Aux frontières du champ littéraire. Sociologie des écrivains amateurs

par

Claude F. Poliak

 

Aux éditions Economica, collection "Etudes sociologiques".

49, rue Héricart, 75015 Paris

 

A partir d’une enquête sur les participants à un concours amateurs de nouvelles, Claude Poliak rend compte des pratiques et des attentes de ceux que, par commodité, on désigne souvent par « écrivains amateurs ». En retenant cette appellation, il ne s’agit pas d’entériner la coupure entre amateurs et professionnels comme si elle allait de soi, ou de tracer une frontière entre deux univers qui seraient irréductibles l’un à l’autre. Bien au contraire : il s’agit de prendre au sérieux les aspirations exprimées, les pratiques mises en œuvre, les stratégies déployées par ceux qui s’adonnent à l’écriture dans l’espoir d’être un jour publiés.

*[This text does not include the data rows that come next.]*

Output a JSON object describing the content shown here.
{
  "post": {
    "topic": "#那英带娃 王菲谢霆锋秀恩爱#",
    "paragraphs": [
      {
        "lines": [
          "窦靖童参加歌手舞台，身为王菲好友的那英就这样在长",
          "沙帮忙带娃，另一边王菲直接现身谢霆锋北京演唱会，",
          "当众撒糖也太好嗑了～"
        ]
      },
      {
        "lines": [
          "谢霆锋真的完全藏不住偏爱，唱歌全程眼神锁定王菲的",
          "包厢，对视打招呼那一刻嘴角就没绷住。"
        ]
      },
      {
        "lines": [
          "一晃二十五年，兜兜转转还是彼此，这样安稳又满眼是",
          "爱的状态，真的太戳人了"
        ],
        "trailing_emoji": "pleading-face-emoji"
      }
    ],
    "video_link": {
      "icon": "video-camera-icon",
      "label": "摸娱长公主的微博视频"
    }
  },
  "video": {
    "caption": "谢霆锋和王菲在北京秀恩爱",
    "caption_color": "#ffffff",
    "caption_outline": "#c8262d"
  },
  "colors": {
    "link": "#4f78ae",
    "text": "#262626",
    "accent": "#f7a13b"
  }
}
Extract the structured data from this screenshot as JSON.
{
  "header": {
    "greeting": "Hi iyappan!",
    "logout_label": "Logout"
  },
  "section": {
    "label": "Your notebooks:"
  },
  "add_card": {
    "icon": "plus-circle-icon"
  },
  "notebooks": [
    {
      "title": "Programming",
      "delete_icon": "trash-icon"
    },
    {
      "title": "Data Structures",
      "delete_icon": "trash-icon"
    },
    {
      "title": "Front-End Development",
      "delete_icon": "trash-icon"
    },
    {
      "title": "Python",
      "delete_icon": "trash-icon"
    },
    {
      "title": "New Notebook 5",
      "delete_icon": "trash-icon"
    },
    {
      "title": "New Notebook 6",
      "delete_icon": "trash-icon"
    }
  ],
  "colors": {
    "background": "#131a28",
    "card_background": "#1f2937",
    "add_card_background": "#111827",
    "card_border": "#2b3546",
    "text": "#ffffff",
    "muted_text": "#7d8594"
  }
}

Chacun à leur manière, ils expriment un « rêve » – en l’occurrence celui d’être écrivain –, dont le réalisme ou l’irréalisme est à rapporter à leurs chances objectives de le réaliser. Si certain(e)s, qui évaluent mal leur capital culturel, ne voient dans leurs échecs qu’un effet de l’arbitraire et de l’injustice qui les frappent en refusant de les reconnaître comme écrivains, la plupart « jouent à être écrivains » en sachant qu’ils jouent. Ils jouent, sans se prendre au sérieux, lorsqu’ils envoient, sans illusion, des manuscrits chez des éditeurs reconnus du champ littéraire. Ils jouent, sérieusement, en y croyant, lorsqu’ils cherchent une forme de consécration « à leur mesure » en se mesurant à des alter ego. L’exercice de la littérature en amateur est un jeu social comme un autre doté d’enjeux et supposant une croyance.

Les chances d’accès des profanes au champ littéraire (ou aux divers champs artistiques) sont infimes, mais avec le développement des politiques culturelles, des « simili champs littéraires » ont ainsi pu se constituer et satisfaire les besoins de reconnaissance des amateurs dans un espace « fait pour eux », qui les « appellent » et qu’ils contribuent, pour certains, à construire et à perpétuer. Ces simili champs présente plus d’une homologie avec le champ littéraire, avec ses producteurs « commerciaux » qui ont ou visent un large public et ses producteurs qui n’écrivent que pour leurs pairs. Comme les écrivains « vrais », les prétendants au titre d’écrivains s’orientent dans cet espace et « adaptent » leur production en fonction de la perception qu’ils ont de leur champ des possibles.

 

Claude F. Poliak est sociologue, chercheur au CNRS. Elle est membre du Centre de sociologie européenne  (CNRS/EHESS) et travaille depuis de nombreuses années sur « les rapports profanes à la culture » : autodidaxie, sociologie de la lecture, sociologie de l’écriture. Outre de nombreux articles, elle a notamment publié La vocation d’autodidacte  (L’Harmattan, 1992), Histoires de lecteurs, avec G. Mauger et B. Pudal (Nathan, 1999).